Pasar ini terletak di perbatasan Propinsi Samut Prakan dengan Propinsi Chachoengsao, kira-kira 40 menit dengan mobil dari Bangkok, tidak begitu jauh dari bandara Suvarnabhumi. Setiap supir taksi atau biro wisata tahu lokasi pasar ini, sehingga mudah dicari.
Penjual ikan menjemur dagangan

Hingga sekarang pasar ini merupakan salah satu pasar tradisional yang tetap ramai dan menjadi tujuan wisata, seperti pasar Beringharjo di Jogja atau Pasar Klewer di Solo. Bedanya, mungkin, pada jenis barang yang diperdagangkan saja. Selain itu, pasar ini juga menjadi semacam pusat perdagangan dan pertukaran sosial-budaya antara 3 komunitas, yaitu orang asli Thai, pedagang China dan masyarakat Muslim. Menurut teman saya, warga lokal yang berbeda agama itu gemar nongkrong di warung-warung kopi sambil berbincang tentang apa saja.


Toko emas permata
Sepanjang pengamatan saya, barang-barang yang diperjualbelikan di Pasar Klong Suan kebanyakan berupa makanan, khususnya jajanan tradisional. Tentu saja barang-barang lain juga ada, seperti mainan anak-anak - yang sudah pasti made-in China - hingga emas permata. Beberapa brosur mengatakan bahwa para culture junkies akan bersukacita bila mengunjungi pasar ini karena keragaman barang lokal yang dijual di sana.

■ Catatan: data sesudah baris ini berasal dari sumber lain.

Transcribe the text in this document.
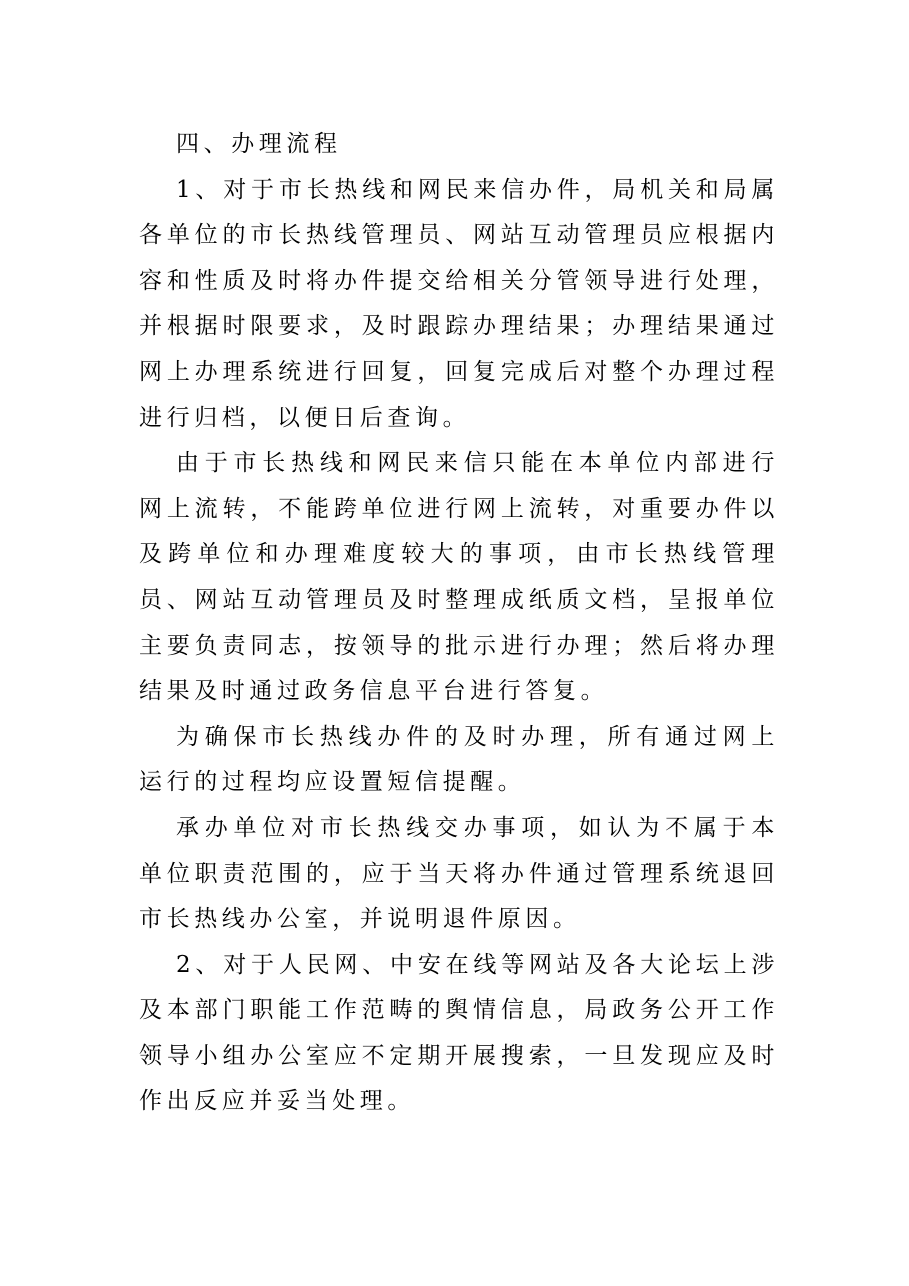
四、办理流程

1、对于市长热线和网民来信办件，局机关和局属各单位的市长热线管理员、网站互动管理员应根据内容和性质及时将办件提交给相关分管领导进行处理，并根据时限要求，及时跟踪办理结果；办理结果通过网上办理系统进行回复，回复完成后对整个办理过程进行归档，以便日后查询。

由于市长热线和网民来信只能在本单位内部进行网上流转，不能跨单位进行网上流转，对重要办件以及跨单位和办理难度较大的事项，由市长热线管理员、网站互动管理员及时整理成纸质文档，呈报单位主要负责同志，按领导的批示进行办理；然后将办理结果及时通过政务信息平台进行答复。

为确保市长热线办件的及时办理，所有通过网上运行的过程均应设置短信提醒。

承办单位对市长热线交办事项，如认为不属于本单位职责范围的，应于当天将办件通过管理系统退回市长热线办公室，并说明退件原因。

2、对于人民网、中安在线等网站及各大论坛上涉及本部门职能工作范畴的舆情信息，局政务公开工作领导小组办公室应不定期开展搜索，一旦发现应及时作出反应并妥当处理。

Bagi saya, yang paling menarik adalah beberapa warung kopi yang menyajikan kopi tradisional seperti warung-warung angkringan di Jogja. Aroma wangi seduhan kopi itu mengingatkan saat-saat santai sehabis menjalani hari yang melelahkan ketika bertugas di Aceh.

Melihat kondisi bangunannya, yang sebagian besar merupakan konstruksi kayu, tampak adanya usaha pemerintah lokal untuk mempertahankan keasliannya. Kesederhanaan arsitekturnya, tata-letak dan sirkulasinya bagi saya justru menambah pesona. Tentu saja yang paling utama adalah suasananya dan aneka hiasan pernak-pernik yang tergantung di langit-langit.

Para bhiksu muda sedang meminta sedekah pagi
Saat saya berkunjung, kebetulan sedang ada rombongan bhiksu muda yang melakukan ritual pagi, meminta sedekah dari masyarakat. Mereka berbaris rapi, masing-masing membawa kuali logam untuk menampung sumbangan. Setiap beberapa meter mereka berhenti lalu melantunkan pepujian. Para pedagang dan pengunjung pasar tidak hanya memberi uang, ada juga yang memberi makanan dan minuman. Di belakang barisan bhiksu muda itu, ada dua lelaki bertugas membawakan tas berisi macam-macam sumbangan bahan makanan.


Bila akan berkunjung ke sana, dua saja pesan saya. Jangan sarapan sebelum berangkat dan jangan bernapsu membeli banyak makanan di salah satu kios saja, karena semakin ke dalam, semakin banyak pilihan. Kalau tidak ingin berjubel dengan puluhan wisatawan, berkunjunglah pada hari kerja. Bila hanya ada waktu di akhir pekan, usahakan untuk tiba di Pasar klong Suan sebelum pukul 10 pagi.

Selamat berbelanja.

1 komentar:

Jean Cuk mengatakan...

Ciamik Soro ...

blog-mu ku link di blog-ku ya mbak-e ...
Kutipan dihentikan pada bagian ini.